When I went away to college in Lexington to the University of Kentucky at the age of twenty in 1966, my initial observation, my version of cultural shock, was made by phone to my parents: “I’ve never understood why they say there are no Black people in our neck of the woods. I have never seen this high a concentration of White people in my whole life!”

Fact is the counties in Kentucky’s coal producing regions—Bell, Floyd, Harlan, Knox, Laurel, Letcher, Perry, and Pike—were among the state’s most populous counties at the onset of WWII, and the percentage of Blacks in those counties was uniformly higher than in other parts of the state. Coal was king, and throngs of people moved into the region during the first four decades of the twentieth century to make their living serving the emperor. In 1940, Lynch’s population hovered around 11,000—about 14 percent of the county—and with some 4,500 employees working its mines, the US Steel plant there was one of the state’s largest employers.

A state historical marker denotes the school building where Blacks received their education before desegregation. Alumni and former residents of Lynch have invested in documenting and celebrating the town’s heritage. ((Photo by Jimmer Emerson via Flickr, Creative Commons).

Our family was among the nearly 4,000 Black people living in Lynch at the time. Life in Lynch in the middle of the twentieth century moved with a great display of energy, and it teemed with “something”; what the French called je ne sais quoi, an undefinable, elusive, and rather pleasing quality. It bustled with lots of people, many unforgettable characters, and all sorts of activities, both the sacred and the profane.

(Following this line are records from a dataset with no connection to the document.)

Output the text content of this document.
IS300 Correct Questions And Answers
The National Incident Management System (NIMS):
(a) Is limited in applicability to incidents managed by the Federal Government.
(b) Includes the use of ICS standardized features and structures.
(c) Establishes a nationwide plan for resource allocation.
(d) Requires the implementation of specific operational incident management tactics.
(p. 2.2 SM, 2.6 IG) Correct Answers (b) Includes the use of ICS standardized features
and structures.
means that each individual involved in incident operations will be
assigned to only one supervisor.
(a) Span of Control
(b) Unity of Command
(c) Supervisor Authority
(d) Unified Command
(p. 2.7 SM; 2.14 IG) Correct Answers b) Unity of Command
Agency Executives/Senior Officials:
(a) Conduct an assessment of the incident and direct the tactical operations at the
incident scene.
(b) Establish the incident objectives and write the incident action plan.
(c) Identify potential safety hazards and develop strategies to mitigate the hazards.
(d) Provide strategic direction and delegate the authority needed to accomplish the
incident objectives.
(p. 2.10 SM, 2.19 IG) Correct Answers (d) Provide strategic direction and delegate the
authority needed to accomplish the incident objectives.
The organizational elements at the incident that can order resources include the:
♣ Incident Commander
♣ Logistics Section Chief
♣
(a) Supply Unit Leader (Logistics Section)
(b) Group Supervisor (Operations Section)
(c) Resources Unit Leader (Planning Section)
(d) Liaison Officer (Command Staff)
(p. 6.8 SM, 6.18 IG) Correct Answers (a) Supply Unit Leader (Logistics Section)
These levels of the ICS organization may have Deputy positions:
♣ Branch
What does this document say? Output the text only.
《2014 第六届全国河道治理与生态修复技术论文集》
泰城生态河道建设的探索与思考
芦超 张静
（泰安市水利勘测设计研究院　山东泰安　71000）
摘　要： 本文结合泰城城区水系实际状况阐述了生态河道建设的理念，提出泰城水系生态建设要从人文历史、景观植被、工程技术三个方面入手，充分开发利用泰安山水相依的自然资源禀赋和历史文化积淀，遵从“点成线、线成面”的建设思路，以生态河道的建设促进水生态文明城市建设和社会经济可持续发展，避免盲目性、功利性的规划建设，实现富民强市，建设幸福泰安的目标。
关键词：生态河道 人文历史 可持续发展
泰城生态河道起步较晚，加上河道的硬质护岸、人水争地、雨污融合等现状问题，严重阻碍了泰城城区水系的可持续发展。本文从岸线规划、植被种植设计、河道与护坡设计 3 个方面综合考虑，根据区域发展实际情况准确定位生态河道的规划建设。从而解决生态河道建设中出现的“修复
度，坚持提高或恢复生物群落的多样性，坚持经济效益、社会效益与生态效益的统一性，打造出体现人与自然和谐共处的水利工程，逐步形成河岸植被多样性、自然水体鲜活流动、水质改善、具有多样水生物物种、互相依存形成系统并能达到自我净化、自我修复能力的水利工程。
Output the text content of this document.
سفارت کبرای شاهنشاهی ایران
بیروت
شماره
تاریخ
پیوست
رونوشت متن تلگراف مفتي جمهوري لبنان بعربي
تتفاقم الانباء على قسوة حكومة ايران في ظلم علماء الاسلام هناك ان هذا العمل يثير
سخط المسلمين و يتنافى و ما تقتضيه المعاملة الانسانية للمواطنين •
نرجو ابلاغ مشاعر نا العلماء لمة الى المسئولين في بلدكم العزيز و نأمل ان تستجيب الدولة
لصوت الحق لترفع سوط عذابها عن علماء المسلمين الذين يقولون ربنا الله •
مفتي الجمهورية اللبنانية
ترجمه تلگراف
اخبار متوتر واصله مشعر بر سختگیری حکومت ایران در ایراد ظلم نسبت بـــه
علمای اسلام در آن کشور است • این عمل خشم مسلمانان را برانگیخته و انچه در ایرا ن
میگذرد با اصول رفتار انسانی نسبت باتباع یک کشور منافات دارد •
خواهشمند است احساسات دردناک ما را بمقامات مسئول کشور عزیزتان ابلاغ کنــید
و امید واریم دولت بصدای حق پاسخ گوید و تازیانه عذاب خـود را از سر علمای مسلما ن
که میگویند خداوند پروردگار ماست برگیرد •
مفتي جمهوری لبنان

The mythical reputation of Harlan County, especially the “Bloody Harlan” tag, is linked to several major events in the struggle to unionize coal miners, which took place in the mid-1930s. The “Boom Times” of the forties faded into what became the “Awful Fifties,” when major changes hit Lynch like the caving in of the roof of a mine, wrought on by the weight of the ever-increasing mechanization of coal mining. Machines marginalized and then replaced men, and migration out of the area cleared people out of it just as the in-migration a half century earlier had filled it. US Steel sold its Lynch works to Arch Minerals of St. Louis in 1963, the same year the Lynch Colored School was closed. In 1960, there were 900 coal mining and related workers in Lynch. The losses and the proof of displacements were intense and evident. Yet by 1982, the Lynch mines, moving toward their lowest employment numbers, set another record for production of coal in one year—2,000,000 tons. A decade later, the last coal was removed from a seam in Lynch; it wasn’t done by coal miners, but through strip-mining, which requires very few laborers. On the north face of Black Mountain, the vegetation was cleared, the soil was removed, holes were drilled and blasted with dynamite, and the coal was “stripped” from the naked and exposed mountainside. The area has not yet been reclaimed. When the last Lynch mine was closed and sealed—literally—it invoked the feeling one gets at a burial site when the preacher says, “Earth to earth, ashes to ashes, dust to dust.” The mine opening was like a source of life, like a dear brother or sister, now departed, recommitted unto itself—the mountain.